192話 2号店オープンに向けて 3
「意外とこじんまりしているんだな、驚いたよ」
「あ、クリフト様!」
王都ヴァレイの大通りの一角に薬屋エンゲージ2号店がオープンした。2号店とは言っても、露天商並の手狭な空間だけれど。錬金窯とかは、マラークさんを通して購入している。
そして本日、クリフト様がやって来たのだ。彼は用事がある為に一度、ホーミング王国へと帰っていたけれど、また来てくれたのね。
「来てくれたんですね、ありがとうございます!」
「いやいや、お礼を言われる程のことはしていないよ。しかし、2号店をロンバルディア神聖国でオープンさせるとは……中々、思い切ったことをしたものだな」
「あはは、自分でもそう思います」
2号店オープンの件でシグルドさんやアルファさんと話していた時からは、既に2週間以上が経過している。当然、彼らとの護衛の契約は終わったわけで。にも関わらず、二人は私の護衛を続けてくれている。まあ、四六時中というわけではないけれど。
もちろん、追加の費用は支払い済みだ。どうも、二人にも目的が出来たらしい。主に瘴気が発生していた場所の調査がメインみたいだけれど。彼らと私の利害関係が一致した瞬間でもあった。だから、継続して護衛をしてもらっている。今は私の近くにはアルファさんが待機していた。

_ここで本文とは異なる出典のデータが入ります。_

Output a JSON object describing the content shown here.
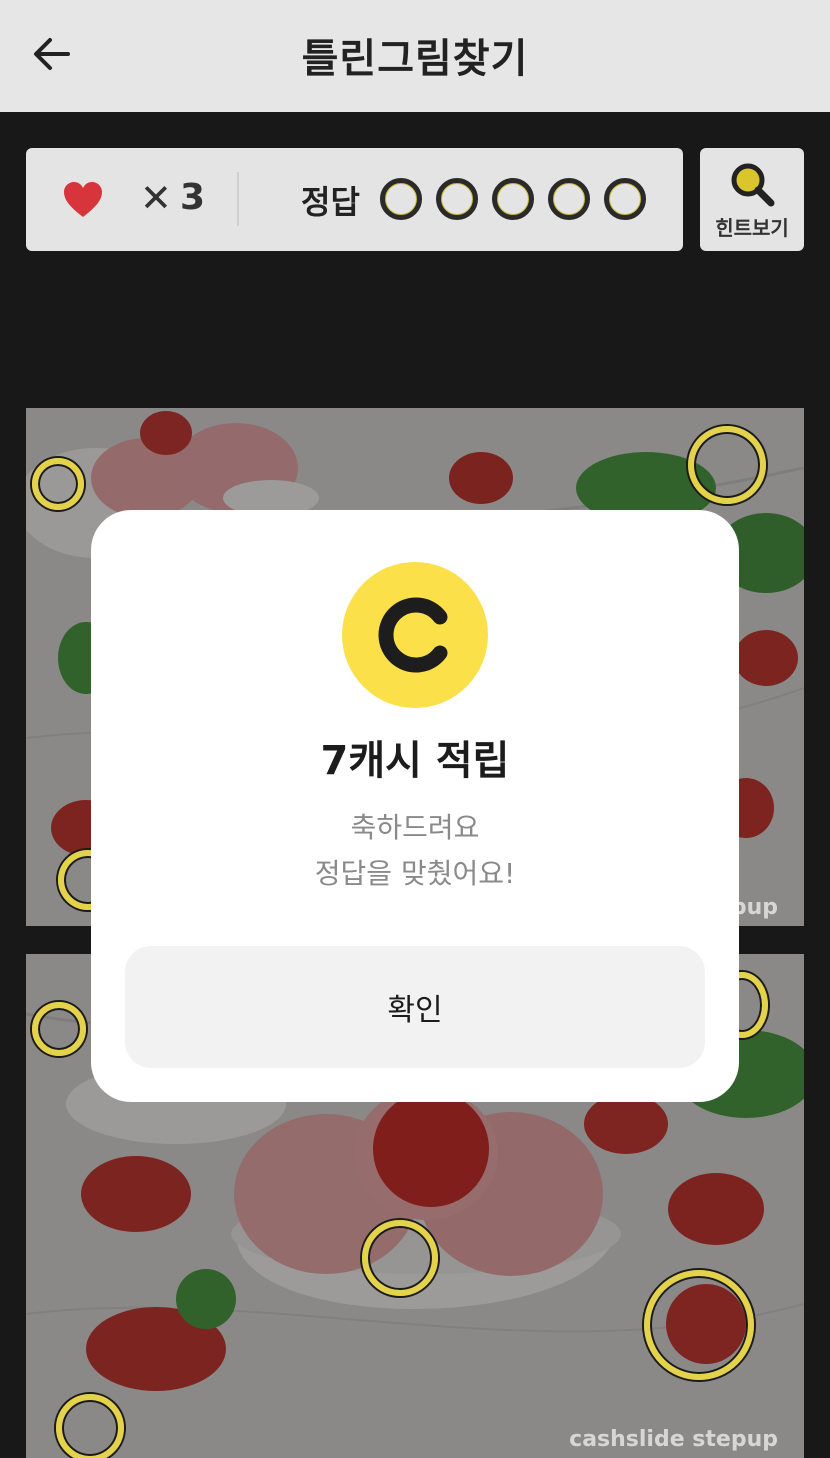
{
  "header": {
    "title": "틀린그림찾기"
  },
  "status": {
    "times_symbol": "✕",
    "lives": "3",
    "answer_label": "정답",
    "slot_count": 5
  },
  "hint": {
    "label": "힌트보기"
  },
  "photos": {
    "watermark": "cashslide stepup"
  },
  "modal": {
    "title": "7캐시 적립",
    "message_line1": "축하드려요",
    "message_line2": "정답을 맞췄어요!",
    "confirm_label": "확인"
  },
  "colors": {
    "coin": "#fbe04a",
    "marker": "#e3d24a",
    "heart": "#d8343c"
  }
}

「護衛の方も万全なようで何よりだよ。オディーリア様の五芒星よりも強力なんじゃないか?」
「ま、まあそうですね」
「そんなことを言われると、照れてしまうな……」
アルファさんがなんだか可愛かったけれど、間違いではないはず。彼女はカイザーホーンと戦っても単独で互角以上に渡り合えるらしいから。そう言う意味ではカミーユやサイフォスさんよりも上と言えるかしら。
「瘴気発生事件の解決に貢献したのは本当に素晴らしいよ。父上……ケルヴィン・ホーミングが個別に勲章を与えたいと言っていたくらいだからな」
「国王陛下から勲章ですか……? 嬉しいですけど、それは……!」
流石にそこまで崇められては居心地が悪いかもしれない。ただでさえ、王都ヴァレイでは伝説の超万能薬を精製した錬金術士として有名になっているのに。あれはオディーリア様のおかげだと言っても誰も信じてくれないし。
そもそも、オディーリア様が自分では作れないと連呼しているのが原因だけれど……まったくもう。
「まあ、色々と気苦労もあるかもしれないが……崇められるのは悪いことではない。素直に楽しんで良いと思うぞ?」
「クリフト様……そうかもしれませんね」
なんだかクリフト様に言われると納得してしまうのよね。これも愛の成せる業なのかしら? なんちゃって。
「ここがアイラ・ステイトの店だな? んん?」
「えっ……?」
聞き覚えのない声が急に耳に入って来た。私もクリフト様もアルファさんもそちらに視線を向ける。そこには……なんだろう、黒を基調とした正装をした人物が立っていた。護衛みたいな人を引き連れているし、ロンバルディア神聖国の貴族かな?
誰かは分からないけれど、この街では珍しく歓迎されてない印象がひしひしと伝わって来ていた。